Le rapport Faber a été remis il y a quelques mois, et nous partageons bon nombre de ses conclusions. Il préconise que l'aide publique au développement soit mieux ciblée et qu'elle soit portée par des acteurs économiques, ce qui est déjà le cas. L'Agence française de développement vient déjà en aide, via sa filiale PROPARCO, aux entreprises, et le fera de manière accrue en direction des petites entreprises, en particulier en Afrique. Le rapport plaide également pour une alliance avec la société civile : elle s'était dessinée aux assises du développement qui ont précédé la loi de juillet 2014 et a été prolongée dans le Conseil national du développement et de la solidarité internationale. Le rôle des femmes doit également être mieux pris en compte et renforcé ; il sera à l'ordre du jour du sommet de la francophonie à Dakar dans un mois. Nous aborderons aussi le problème de la formation professionnelle et de la jeunesse, mettant par ailleurs en avant l'agriculture familiale, telle que nous l'avons défendue à New York et à Washington. Enfin, le thème de la ville équitable et durable est également abordé dans le rapport Faber. Certaines villes sont déjà très engagées dans cette démarche. D'autres actions s'inspireront de ce rapport. Nous avons aussi recueilli et analysé les réactions des collectivités territoriales et des organisations non gouvernementales après sa lecture.
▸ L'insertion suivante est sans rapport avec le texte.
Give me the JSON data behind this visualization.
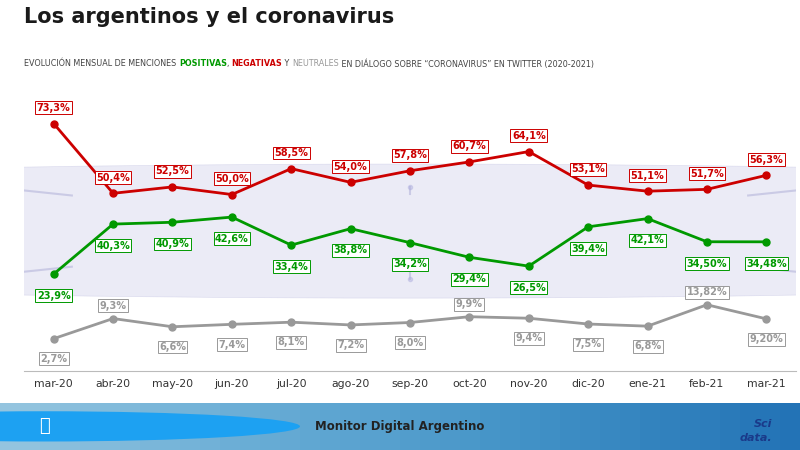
{
  "title": "Los argentinos y el coronavirus",
  "months": [
    "mar-20",
    "abr-20",
    "may-20",
    "jun-20",
    "jul-20",
    "ago-20",
    "sep-20",
    "oct-20",
    "nov-20",
    "dic-20",
    "ene-21",
    "feb-21",
    "mar-21"
  ],
  "negative": [
    73.3,
    50.4,
    52.5,
    50.0,
    58.5,
    54.0,
    57.8,
    60.7,
    64.1,
    53.1,
    51.1,
    51.7,
    56.3
  ],
  "positive": [
    23.9,
    40.3,
    40.9,
    42.6,
    33.4,
    38.8,
    34.2,
    29.4,
    26.5,
    39.4,
    42.1,
    34.5,
    34.48
  ],
  "neutral": [
    2.7,
    9.3,
    6.6,
    7.4,
    8.1,
    7.2,
    8.0,
    9.9,
    9.4,
    7.5,
    6.8,
    13.82,
    9.2
  ],
  "neg_labels": [
    "73,3%",
    "50,4%",
    "52,5%",
    "50,0%",
    "58,5%",
    "54,0%",
    "57,8%",
    "60,7%",
    "64,1%",
    "53,1%",
    "51,1%",
    "51,7%",
    "56,3%"
  ],
  "pos_labels": [
    "23,9%",
    "40,3%",
    "40,9%",
    "42,6%",
    "33,4%",
    "38,8%",
    "34,2%",
    "29,4%",
    "26,5%",
    "39,4%",
    "42,1%",
    "34,50%",
    "34,48%"
  ],
  "neu_labels": [
    "2,7%",
    "9,3%",
    "6,6%",
    "7,4%",
    "8,1%",
    "7,2%",
    "8,0%",
    "9,9%",
    "9,4%",
    "7,5%",
    "6,8%",
    "13,82%",
    "9,20%"
  ],
  "neg_color": "#cc0000",
  "pos_color": "#009900",
  "neu_color": "#999999",
  "bg_color": "#ffffff",
  "footer_bg_top": "#a8e0f5",
  "footer_bg_bot": "#4ab0e8",
  "title_color": "#1a1a1a",
  "subtitle_color": "#444444",
  "subtitle_parts": [
    {
      "text": "EVOLUCIÓN MENSUAL DE MENCIONES ",
      "color": "#444444"
    },
    {
      "text": "POSITIVAS",
      "color": "#009900"
    },
    {
      "text": ", ",
      "color": "#444444"
    },
    {
      "text": "NEGATIVAS",
      "color": "#cc0000"
    },
    {
      "text": " Y ",
      "color": "#444444"
    },
    {
      "text": "NEUTRALES",
      "color": "#999999"
    },
    {
      "text": " EN DIÁLOGO SOBRE “CORONAVIRUS” EN TWITTER (2020-2021)",
      "color": "#444444"
    }
  ]
}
Dans le domaine de la santé, la France, préférant au saupoudrage un instrument unique, a fait le choix de concentrer ses efforts sur le Fonds mondial de lutte contre le sida, la tuberculose et le paludisme, dont elle est le deuxième contributeur grâce à ses versements de 360 millions d'euros par an jusqu'en 2016. Cela ne nous a malheureusement pas permis de prolonger l'ensemble du financement à l'Alliance GAVI, active dans le secteur de la vaccination, mais son existence n'en est du moins pas remise en cause.
L'innovation se met également au service de l'aide publique au développement. Il sera bientôt possible de faire des dons par SMS, tandis qu'une loterie solidaire devrait être lancée. Je ne souhaite pas que ces financements innovants comblent de nouvelles pertes de crédits budgétaires, même si nous avons le devoir de participer aux économies. J'espère plutôt qu'ils donneront des marges supplémentaires au budget de l'APD. D'une manière générale, nous recherchons pour elle des ressources stables et pérennes, car les besoins ne cessent de grandir en Afrique, du fait d'une démographie explosive, qui doit être aussi une chance pour ce continent et pour son partenaire français.